The LMP can turn a group of frontline medical center nurses, technicians, clerks and other workers, managers, and physicians into an effective, decision-making team. Everyone becomes equally invested in making their workplaces the best place to work, while providing quality, service, and affordability.
I hope that GM can build a partnership that allows frontline assembly workers, their managers, and others to develop a workable strategic plan and new corporate vision for the U.S. auto industry.
By the way, Blue Collar….I haven’t seen it in years. Did you know that Richard Pryor and Harvey Keitel hated each other in real life and fought like cats and dogs? You should recommend more good union films in the blog.
Thank you, Amcinia, That
Thank you, Amcinia,
That information about Pryor and Keitel hating each other in real life is quite amazing; not that I doubt it, but because it provides an even more tragic backdrop to that final freeze frame of the film where they go after each other in a real/metaphorical fight between labor and management.
Thanks for the filmography suggestion.
Would love to hear more from you about the underlying importance and methods for the notion of "equal investment" in the workplace.
Learning from GM
Dear John,
When I first worked for the Labor Management Partnership during 2005 bargaining, I had to explain to my friends what exactly this strange beast was. "You see, it's when the unions and the company get together to figure out ways to improve care and make a better workplace." Most times, I was met with quizzical stares, as if such a thing could not possibly exist.

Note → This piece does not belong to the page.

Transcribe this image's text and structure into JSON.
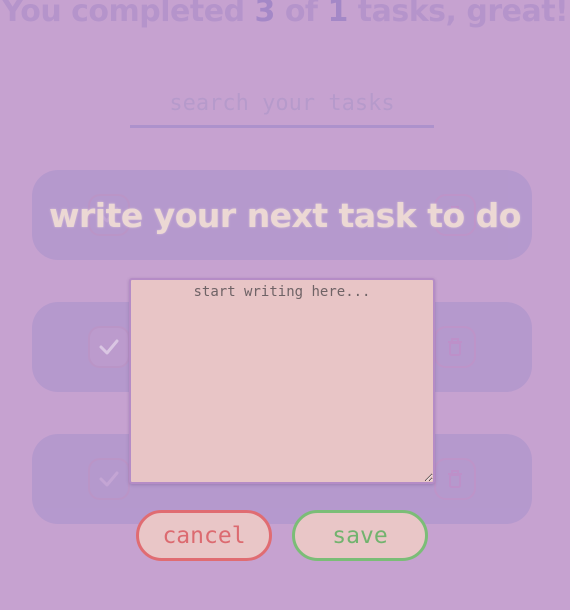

But one astute friend said, "Wow, imagine if GM had a labor management partnership..." And that was BEFORE this Great Recession we're in, with the U.S. automakers in free fall. Thank you for this valuable perspective and reminder of why the LMP is a model for the rest of the U.S. labor movement.
Laureen, Thank you very
Laureen,
Thank you very much for your comments. Indeed, we have a great opportunity to discuss new forms of dialogue in labor-management relations as we adapt to new economic dynamics that will evolve on a contiuous basis.